Als in den Wochen nach dem » 9-11-Day« die Feuilletons wetteiferten mit steilen Thesen über die Folgen der Anschläge auf die kulturelle Großwetterlage der westlichen Welt, war besonders in den US-Medien ein Opfer schnell ausgemacht: die Ironie. Graydon Carter, Redakteur der Zeitschrift Vanity Fair, prophezeite das »Ende des Zeitalters der Ironie«, im Time Magazine schrieb Roger Rosenblatt: »Die Ironisten, die alles durchschauen, haben es für alle schwierig gemacht, irgendwas zu sehen« und forderte eine Rückkehr zur Realität.

Ironische Noir-Anleihen

Schlechte Zeiten für Joel und Ethan Coen. Das Werk von keinen anderen Filmemachern der letzten beiden Jahrzehnte dürfte so geprägt gewesen sein von einer umfassenden ironischen Haltung.
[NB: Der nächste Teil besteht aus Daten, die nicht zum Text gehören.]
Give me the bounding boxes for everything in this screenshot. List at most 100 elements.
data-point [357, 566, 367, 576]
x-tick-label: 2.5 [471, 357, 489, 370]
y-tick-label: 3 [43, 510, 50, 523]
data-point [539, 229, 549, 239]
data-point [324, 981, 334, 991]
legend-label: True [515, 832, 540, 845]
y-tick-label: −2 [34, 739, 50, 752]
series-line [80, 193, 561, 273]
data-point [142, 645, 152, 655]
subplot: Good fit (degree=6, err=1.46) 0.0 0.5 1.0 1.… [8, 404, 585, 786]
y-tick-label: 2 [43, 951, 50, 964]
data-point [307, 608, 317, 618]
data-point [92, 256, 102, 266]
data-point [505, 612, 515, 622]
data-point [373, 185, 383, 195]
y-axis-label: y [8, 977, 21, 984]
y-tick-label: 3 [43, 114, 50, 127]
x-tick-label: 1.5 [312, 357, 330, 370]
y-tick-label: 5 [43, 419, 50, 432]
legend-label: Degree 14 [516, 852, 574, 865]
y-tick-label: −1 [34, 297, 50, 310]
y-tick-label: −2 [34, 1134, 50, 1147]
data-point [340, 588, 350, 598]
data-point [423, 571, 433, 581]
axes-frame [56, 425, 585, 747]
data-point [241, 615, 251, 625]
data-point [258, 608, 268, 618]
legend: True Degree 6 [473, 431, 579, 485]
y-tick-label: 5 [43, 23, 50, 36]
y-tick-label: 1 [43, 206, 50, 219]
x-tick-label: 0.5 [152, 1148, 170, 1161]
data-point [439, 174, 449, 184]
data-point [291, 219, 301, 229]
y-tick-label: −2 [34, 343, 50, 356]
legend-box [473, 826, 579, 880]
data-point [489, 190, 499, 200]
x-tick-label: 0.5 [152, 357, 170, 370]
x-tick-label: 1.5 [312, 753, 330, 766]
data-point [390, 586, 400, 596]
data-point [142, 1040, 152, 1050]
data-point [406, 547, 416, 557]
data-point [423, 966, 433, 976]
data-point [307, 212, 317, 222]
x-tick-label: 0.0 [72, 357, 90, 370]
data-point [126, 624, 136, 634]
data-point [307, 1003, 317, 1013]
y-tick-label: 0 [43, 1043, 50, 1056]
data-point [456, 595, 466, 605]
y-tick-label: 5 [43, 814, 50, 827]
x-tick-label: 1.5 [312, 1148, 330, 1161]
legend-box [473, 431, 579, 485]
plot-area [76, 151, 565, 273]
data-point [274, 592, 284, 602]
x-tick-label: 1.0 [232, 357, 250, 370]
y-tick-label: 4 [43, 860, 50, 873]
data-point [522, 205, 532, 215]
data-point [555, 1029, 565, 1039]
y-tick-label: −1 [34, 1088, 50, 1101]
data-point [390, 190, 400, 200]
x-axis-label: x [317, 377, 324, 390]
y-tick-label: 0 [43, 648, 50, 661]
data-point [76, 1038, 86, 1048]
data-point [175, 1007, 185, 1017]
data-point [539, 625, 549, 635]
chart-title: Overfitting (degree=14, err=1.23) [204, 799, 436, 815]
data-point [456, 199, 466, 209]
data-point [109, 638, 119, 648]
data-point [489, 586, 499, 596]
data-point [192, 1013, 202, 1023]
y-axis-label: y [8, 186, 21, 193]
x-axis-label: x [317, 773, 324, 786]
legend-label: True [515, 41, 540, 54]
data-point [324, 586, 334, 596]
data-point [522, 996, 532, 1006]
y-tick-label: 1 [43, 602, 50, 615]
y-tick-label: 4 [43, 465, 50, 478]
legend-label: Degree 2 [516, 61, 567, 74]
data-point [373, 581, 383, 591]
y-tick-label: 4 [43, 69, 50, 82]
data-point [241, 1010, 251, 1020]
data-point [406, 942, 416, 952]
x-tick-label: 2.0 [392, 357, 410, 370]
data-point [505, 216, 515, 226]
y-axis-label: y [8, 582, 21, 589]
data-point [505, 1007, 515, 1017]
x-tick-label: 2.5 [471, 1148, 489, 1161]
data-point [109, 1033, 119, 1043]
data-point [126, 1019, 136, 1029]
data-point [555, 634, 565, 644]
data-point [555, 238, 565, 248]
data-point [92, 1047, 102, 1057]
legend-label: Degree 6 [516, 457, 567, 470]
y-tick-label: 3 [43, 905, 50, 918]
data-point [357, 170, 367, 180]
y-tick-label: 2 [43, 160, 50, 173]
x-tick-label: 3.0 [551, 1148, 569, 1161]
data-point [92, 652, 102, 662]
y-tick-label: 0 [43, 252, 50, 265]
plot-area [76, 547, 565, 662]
Ihr Steckenpferd war schon immer das virtuose Spiel mit vertrauten kulturellen Mustern: Mit »The Man Who Wasn’t There« nehmen sie sich nun schon zum dritten Mal dem Film Noir an. Bereits in ihrem Debüt »Blood Simple« (1984) erzählten sie eine tödlich ausgehende Dreiecks-Geschichte, die sich Hardboiled-Krimiautor James M. Cain in einem Honky-Tonk hätte ausdenken können. Die urbane Trostlosigkeit des Film Noir tauschten die Coens allerdings gegen die provinzielle Ödnis von Texas. In »The Big Lebowski« (1998) bedienten sich die Brüder bei den verschlungenen Plots von Raymond Chandlers LA-Stories »The Big Sleep« und »The Long Goodbye«. Allerdings tauschten sie hier den coolen, wortkargen Detektiv Philip Marlowe gegen einen phlegmatischen, wortarmen Althippie ein. Auch »The Man Who Wasn’t There« kommt nicht ohne die Coen-typische ironische Umkehrung aus.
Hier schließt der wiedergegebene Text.